Surry County’s Not Alone

Black said Surry County was one of the last counties in the state that held quarterly surplus food distributions. He said that until recently, Iredell and Yadkin counties had also held the distributions, but no more.

“Yadkin County has ended their program in the past few months,” he said. “And Iredell just cancelled it in the past week or so as a result of these changes in rules and funding.”

A Difficult, But Obvious, Decision

Following the meeting, the social services director said the decision to recommend ending the distribution program was a difficult one, but the cuts and the new government rules made the decision obvious.

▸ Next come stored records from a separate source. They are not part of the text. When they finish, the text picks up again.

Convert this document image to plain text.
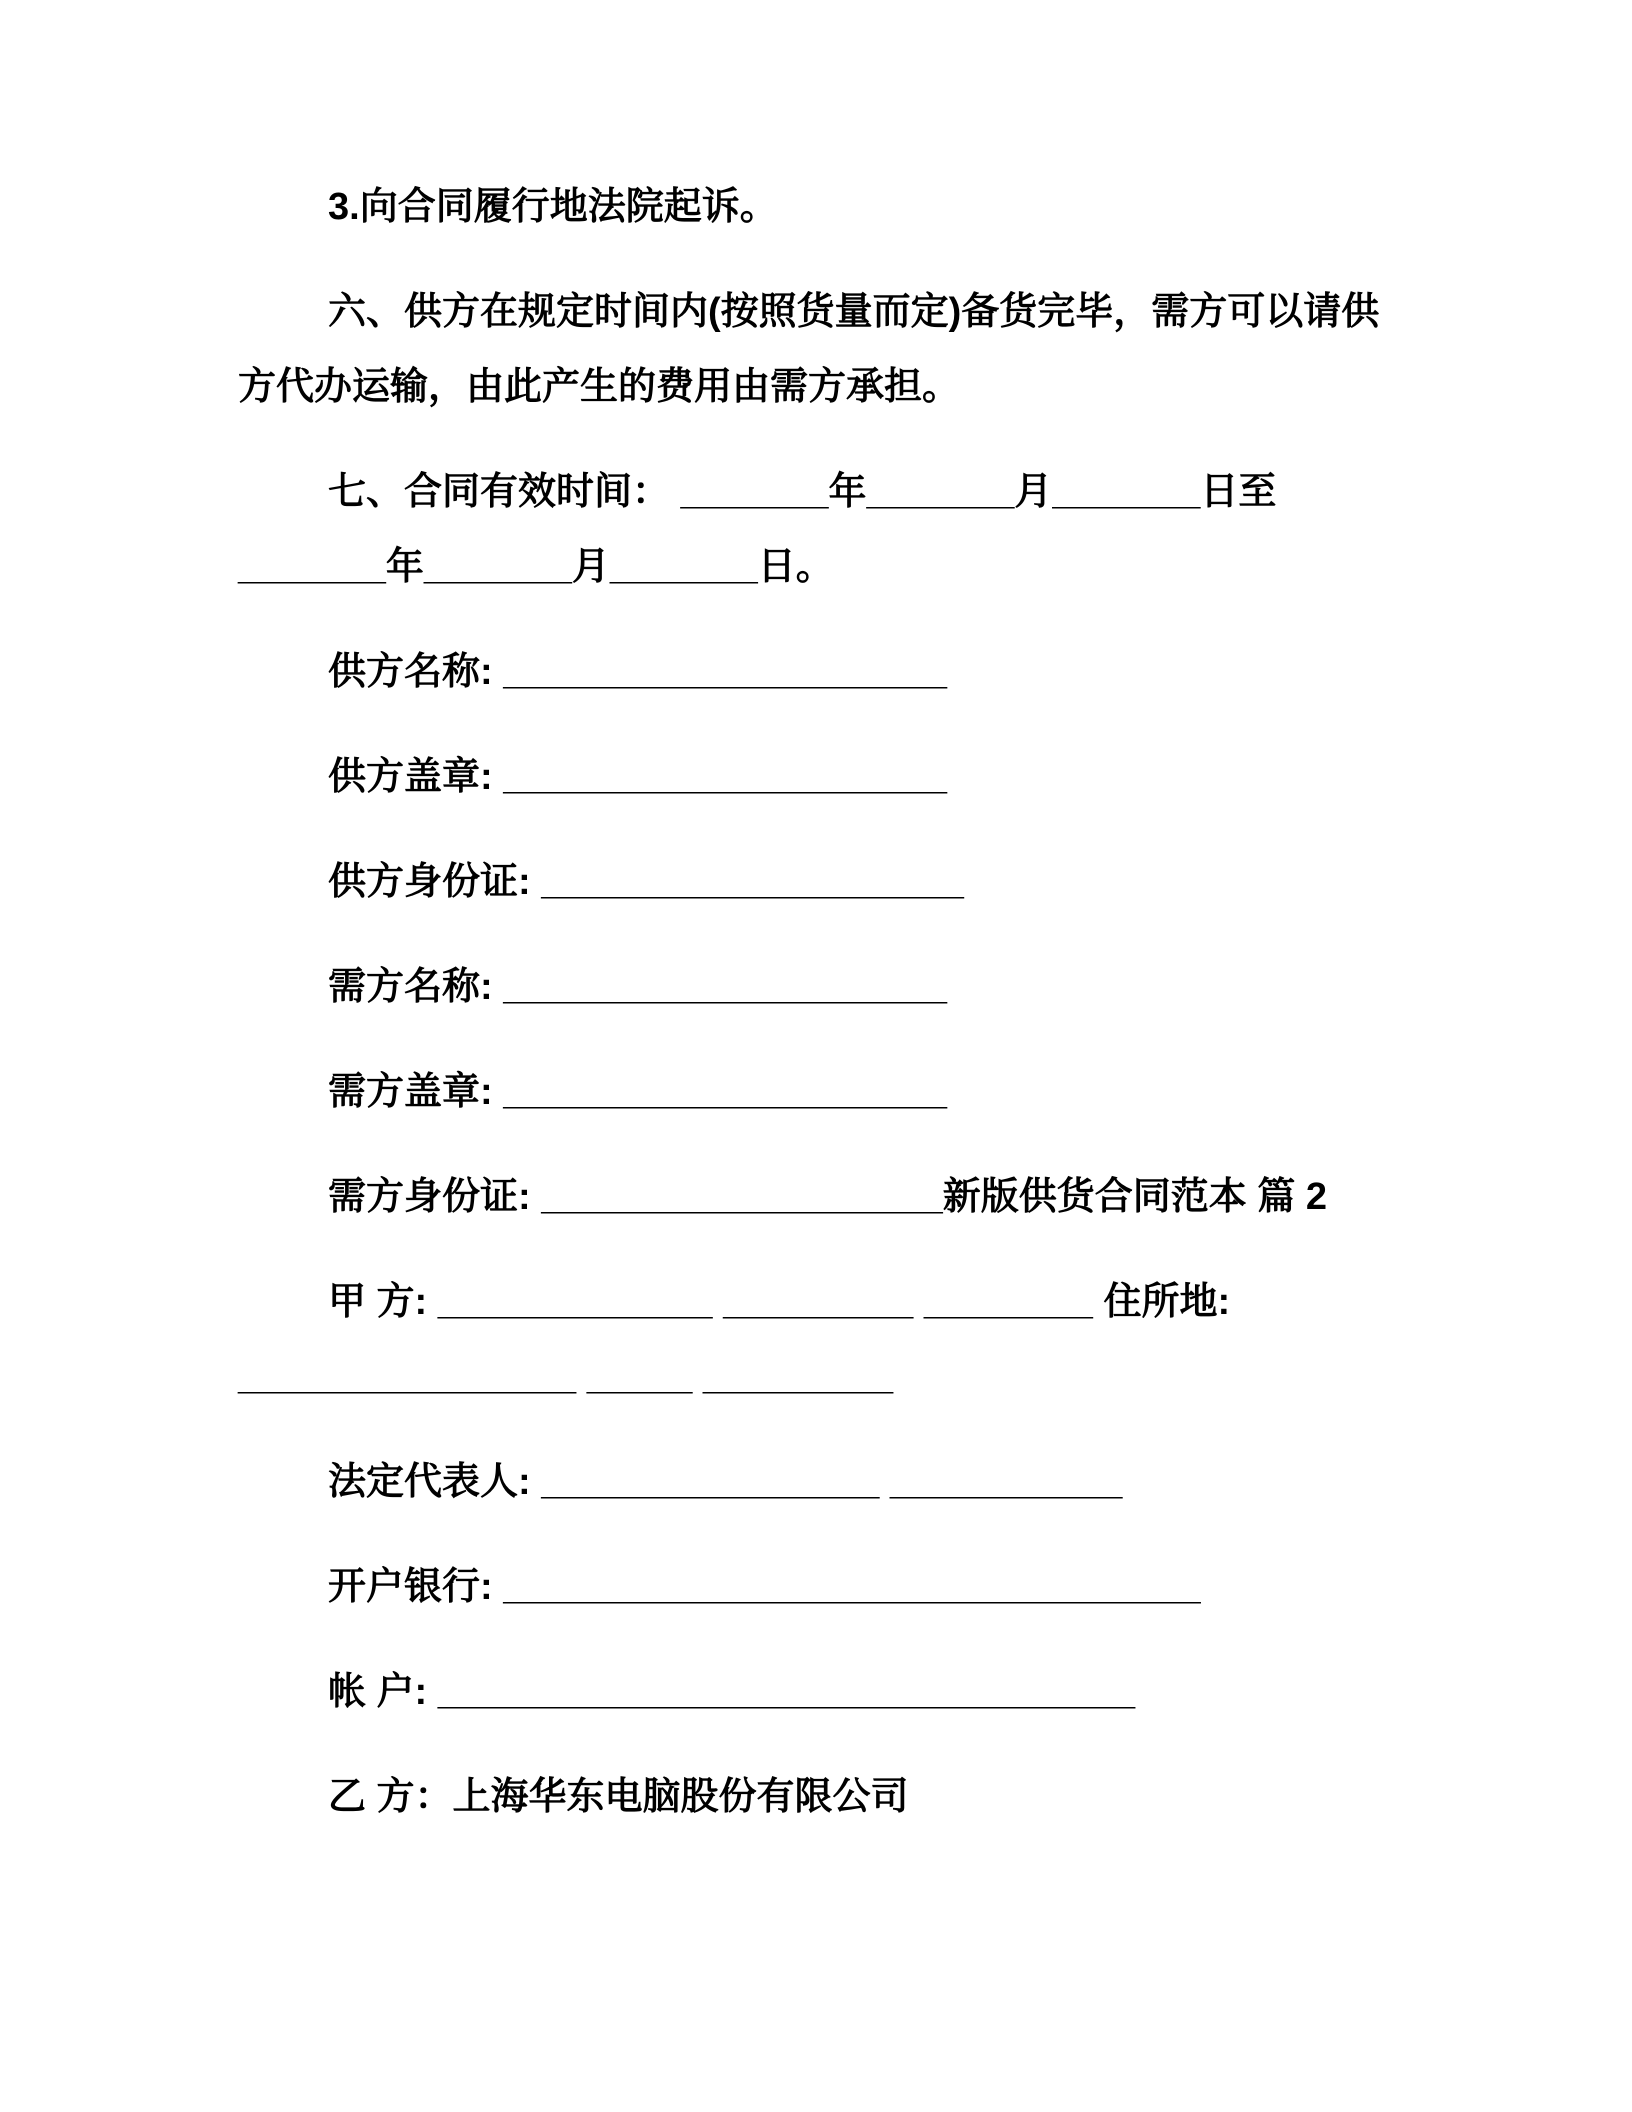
3.向合同履行地法院起诉。
六、供方在规定时间内(按照货量而定)备货完毕，需方可以请供
方代办运输，由此产生的费用由需方承担。
七、合同有效时间： _______年_______月_______日至
_______年_______月_______日。
供方名称: _____________________
供方盖章: _____________________
供方身份证: ____________________
需方名称: _____________________
需方盖章: _____________________
需方身份证: ___________________新版供货合同范本 篇 2
甲 方: _____________ _________ ________ 住所地:
________________ _____ _________
法定代表人: ________________ ___________
开户银行: _________________________________
帐 户: _________________________________
乙 方：上海华东电脑股份有限公司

In the past, the county often broke even on its food distribution efforts, but a reduction in the percentage of funding for administration, coupled with the loss of federal and state money means the county’s administrative costs for future distributions would likely increase significantly.

He said the choice was to either continue distributing the food on a quarterly basis, which in the face of the cuts could cost the county about $10,000 a year, or send the food to Second Harvest, where it will be distributed among the Pilot Mount Outreach Center, Yokefellow Ministries, Foothills Food Pantry and the Tri-County Christian Crisis Ministry.

“For the past three years, it’s cost the county money,” he said, noting that in the past that cost was around $1,500 annually, but recent funding shortfalls would increase the county’s costs to about $10,000.

“If we cease distributing the food ourselves, and tell people to go to the pantries to get it, it won’t cost the county anything,” Black said.

The goal, according to Black, is to not burden needy families in the county, while at the same time being a steward of the county’s taxpayer dollars.

“It’s no longer cost effective to continue doing it the way we’ve been doing it,” he said. “This is no longer the most efficient way to go about this. We can’t pay out over $10,000 in county money to distribute food when there is going to be a decrease in the amount of food we distribute.”